I imagine all this shielding will be necessary only for the sensing circuit and not for the whole big thing i have there.
Im also wondering if there is other way of shielding but without grounding. That extra wire was not in my plan. I suppose a more careful calibration of the antenna. Hmmm....
Thank you so much until this point. Without your help, i couldn't reach this far.
 

dl324

Joined Mar 30, 2015
18,386
Im trying to imagine how an all around metal case will look though, probably like a metal box but without the lead on it, to leave the antena pick up only the frontal signal from my hand and shield everything else all around, but the front. Right?
A grounded metal box without a lid would give the best shielding for your application. You might be able to get away with a grounded plate larger than your board with the antenna.
Im also wondering if there is other way of shielding but without grounding. That extra wire was not in my plan.
Without grounding it, it would have to be a closed box (Faraday shield).

EDIT: For line frequency, it would probably work as a box without a lid and not grounded because the wavelength for 50Hz is quite long.

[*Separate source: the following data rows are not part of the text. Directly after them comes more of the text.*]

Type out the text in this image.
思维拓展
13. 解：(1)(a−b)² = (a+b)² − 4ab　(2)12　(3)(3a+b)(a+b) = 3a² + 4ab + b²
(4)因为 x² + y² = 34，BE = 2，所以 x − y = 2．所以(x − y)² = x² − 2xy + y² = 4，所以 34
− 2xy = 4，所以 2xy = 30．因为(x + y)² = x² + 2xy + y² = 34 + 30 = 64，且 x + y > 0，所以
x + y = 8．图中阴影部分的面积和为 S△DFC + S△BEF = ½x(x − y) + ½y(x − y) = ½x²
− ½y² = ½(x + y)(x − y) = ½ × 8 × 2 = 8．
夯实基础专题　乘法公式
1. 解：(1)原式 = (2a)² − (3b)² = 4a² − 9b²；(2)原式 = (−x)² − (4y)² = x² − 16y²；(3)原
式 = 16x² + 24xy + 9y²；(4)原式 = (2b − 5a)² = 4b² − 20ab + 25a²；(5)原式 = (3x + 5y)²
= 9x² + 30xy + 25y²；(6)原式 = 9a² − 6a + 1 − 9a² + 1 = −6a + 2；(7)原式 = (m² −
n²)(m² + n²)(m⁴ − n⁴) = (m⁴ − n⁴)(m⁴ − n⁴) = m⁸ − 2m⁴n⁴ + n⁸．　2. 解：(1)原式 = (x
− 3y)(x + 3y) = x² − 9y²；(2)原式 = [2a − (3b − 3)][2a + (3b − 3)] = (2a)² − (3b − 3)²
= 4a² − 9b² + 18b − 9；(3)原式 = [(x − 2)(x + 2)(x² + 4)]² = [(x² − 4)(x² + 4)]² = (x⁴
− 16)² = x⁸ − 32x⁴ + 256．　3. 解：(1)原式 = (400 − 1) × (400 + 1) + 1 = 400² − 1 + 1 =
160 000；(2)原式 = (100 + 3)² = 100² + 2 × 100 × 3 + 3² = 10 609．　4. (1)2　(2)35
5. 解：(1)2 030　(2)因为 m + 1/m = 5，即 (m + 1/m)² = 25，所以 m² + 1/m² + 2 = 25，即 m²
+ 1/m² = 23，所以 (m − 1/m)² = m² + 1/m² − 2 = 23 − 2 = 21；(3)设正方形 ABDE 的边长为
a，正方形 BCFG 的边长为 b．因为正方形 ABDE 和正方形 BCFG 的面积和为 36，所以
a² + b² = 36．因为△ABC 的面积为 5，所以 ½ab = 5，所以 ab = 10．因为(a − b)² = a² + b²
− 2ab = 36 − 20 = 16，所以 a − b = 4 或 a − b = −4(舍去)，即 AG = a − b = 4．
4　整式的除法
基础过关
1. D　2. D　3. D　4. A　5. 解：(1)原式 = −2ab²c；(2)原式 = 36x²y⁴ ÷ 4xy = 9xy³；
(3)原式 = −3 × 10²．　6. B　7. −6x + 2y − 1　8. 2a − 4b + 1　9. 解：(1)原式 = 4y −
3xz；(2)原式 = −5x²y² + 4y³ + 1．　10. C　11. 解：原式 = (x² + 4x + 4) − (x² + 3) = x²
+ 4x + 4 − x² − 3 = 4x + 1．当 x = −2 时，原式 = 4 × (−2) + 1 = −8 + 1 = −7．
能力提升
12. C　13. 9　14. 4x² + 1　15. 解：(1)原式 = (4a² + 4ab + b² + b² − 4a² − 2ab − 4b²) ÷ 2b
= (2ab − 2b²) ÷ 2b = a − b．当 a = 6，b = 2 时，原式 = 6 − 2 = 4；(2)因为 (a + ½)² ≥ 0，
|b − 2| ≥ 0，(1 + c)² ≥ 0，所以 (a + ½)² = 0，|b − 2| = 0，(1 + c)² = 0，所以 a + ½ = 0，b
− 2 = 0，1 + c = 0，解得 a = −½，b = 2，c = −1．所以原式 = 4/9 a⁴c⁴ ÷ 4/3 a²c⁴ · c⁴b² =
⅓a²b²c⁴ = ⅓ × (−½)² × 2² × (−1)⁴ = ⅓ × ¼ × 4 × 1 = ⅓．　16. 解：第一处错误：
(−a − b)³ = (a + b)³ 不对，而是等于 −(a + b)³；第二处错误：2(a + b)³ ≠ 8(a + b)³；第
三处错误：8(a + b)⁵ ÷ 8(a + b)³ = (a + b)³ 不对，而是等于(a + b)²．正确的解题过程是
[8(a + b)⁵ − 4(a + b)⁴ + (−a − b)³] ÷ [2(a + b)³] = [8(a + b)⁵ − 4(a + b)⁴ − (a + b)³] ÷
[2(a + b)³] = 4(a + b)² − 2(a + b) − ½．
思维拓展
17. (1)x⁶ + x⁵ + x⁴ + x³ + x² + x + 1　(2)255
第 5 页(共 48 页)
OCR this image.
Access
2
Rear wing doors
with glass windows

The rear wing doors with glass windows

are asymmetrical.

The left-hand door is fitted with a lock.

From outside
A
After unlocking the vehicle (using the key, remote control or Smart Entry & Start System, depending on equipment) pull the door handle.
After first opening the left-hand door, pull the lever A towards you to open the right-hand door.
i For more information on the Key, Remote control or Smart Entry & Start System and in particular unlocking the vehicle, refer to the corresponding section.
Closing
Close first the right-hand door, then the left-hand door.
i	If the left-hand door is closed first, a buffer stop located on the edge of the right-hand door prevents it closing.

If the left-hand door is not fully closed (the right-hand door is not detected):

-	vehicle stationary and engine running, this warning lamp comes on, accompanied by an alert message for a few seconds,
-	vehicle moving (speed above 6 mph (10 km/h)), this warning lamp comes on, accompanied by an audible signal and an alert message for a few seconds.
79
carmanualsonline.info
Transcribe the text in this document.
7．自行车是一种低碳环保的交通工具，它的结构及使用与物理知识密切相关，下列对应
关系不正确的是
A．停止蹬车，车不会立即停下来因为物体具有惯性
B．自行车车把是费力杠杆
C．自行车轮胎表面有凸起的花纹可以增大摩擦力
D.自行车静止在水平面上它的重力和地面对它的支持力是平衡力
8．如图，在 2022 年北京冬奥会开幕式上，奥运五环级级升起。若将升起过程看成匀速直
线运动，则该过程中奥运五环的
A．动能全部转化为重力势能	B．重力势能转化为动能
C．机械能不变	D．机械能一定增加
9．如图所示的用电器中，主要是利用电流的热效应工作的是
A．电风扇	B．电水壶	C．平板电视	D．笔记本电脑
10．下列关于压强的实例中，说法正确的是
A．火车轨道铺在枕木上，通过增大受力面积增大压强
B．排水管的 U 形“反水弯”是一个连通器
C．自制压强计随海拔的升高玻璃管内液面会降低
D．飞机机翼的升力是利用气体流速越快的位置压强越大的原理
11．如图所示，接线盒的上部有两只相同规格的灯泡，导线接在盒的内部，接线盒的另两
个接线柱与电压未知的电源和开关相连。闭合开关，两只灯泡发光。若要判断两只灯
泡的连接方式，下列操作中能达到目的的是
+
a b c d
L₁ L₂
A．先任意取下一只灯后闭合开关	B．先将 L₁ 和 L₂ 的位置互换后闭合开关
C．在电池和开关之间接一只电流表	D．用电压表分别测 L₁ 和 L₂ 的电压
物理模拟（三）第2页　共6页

I don't recall seeing the LEDs light when it was close to your drill press. Is the drill press grounded?
 

Thread Starter

q12x

Joined Sep 25, 2015
2,227
Oh, thank you for your kind and direct explanations !
When it was close to the drill press the whole thing worked normally (after several adjustments of the antenna), it was actually the only spot where it did work normally, and i call that spot "in air". But I think because the sensing circuit + its antena was in the Left side, far enough of the metal drill press, like 30cm (or ~12 inch), it was enough distance to not be influenced and i call it "in air" properly at that point, without too much thinking as I just did right now. On the table, the metal structure was at 1cm (~0.4inch), right beneath the wood board. So in very close proximity. When I was dangling it in the air at some point, the same sensing circuit + its antenna was touching the power cable from the power supply with 5V DC through it, and it lit only the 1st and second pin of the IC. I didnt do the wall test yet, i only put it in perspective. But with your upgrade with the shield, it should be no problems on the wall, IF it will work on my table.
All my extension cords in my room have no ground in them. And they are 4 in series. If i have to ground anything, Ill have to open them all, and insert the ground wire for each of them. I know, i should have done it from the start, but ... i didnt. It will remain into the todo list, sometimes in the future. And is a bitch Now, to disturb any of them, while 2 of them are very weirdly screw on the wall, and very hard access to them. Its a problematic matter for me. But is good that you mention about this issue, I will be more careful in the future about grounding wire. I never needed it, but now with this example, i kind of wish to have it. Im thinking of your suggestion with grounding the table and make a test from pure curiosity. I believe you that will work but for me is more important to actually do it.